Track runners know the terms “fast twitch” and “slow twitch”. Some runners are born with a built in extra gear that they can hold in reserve until the final lap before kicking in the after burners. Other runners don’t have that gear. They’re slow twitch and their strategy has to be to wear the other runners down by keeping on a constant high pressure throughout the race so they can be far enough ahead of the fast twitch guys to win. That’s playing to your strength.
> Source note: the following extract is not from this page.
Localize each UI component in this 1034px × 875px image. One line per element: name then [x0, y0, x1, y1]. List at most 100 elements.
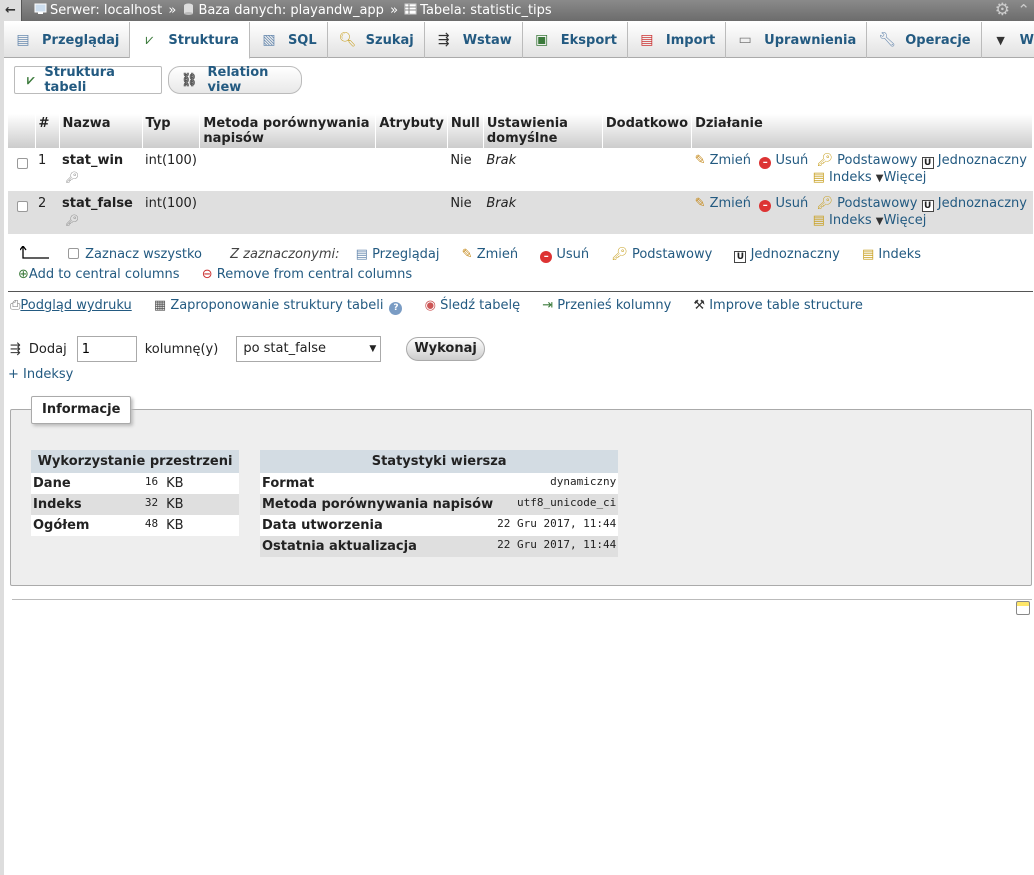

Somewhere growing up the slow twitch runners had to find that out and more than likely it was a coach who watched them closely and didn’t harp on their faults, but taught them to make the best of the gifts and talent they had.

As a coach you’ll have some fast twitch athletes and some slow twitch athletes and the challenge for you is to recognize the difference and get the most from all of them. Brooks Robinson was probably a slow twitch athlete and wouldn’t have been a great shortstop, but at third base he became a Hall of Famer. Maybe you have a slow twitch athlete who you’ve been trying to coach like a fast twitch athlete.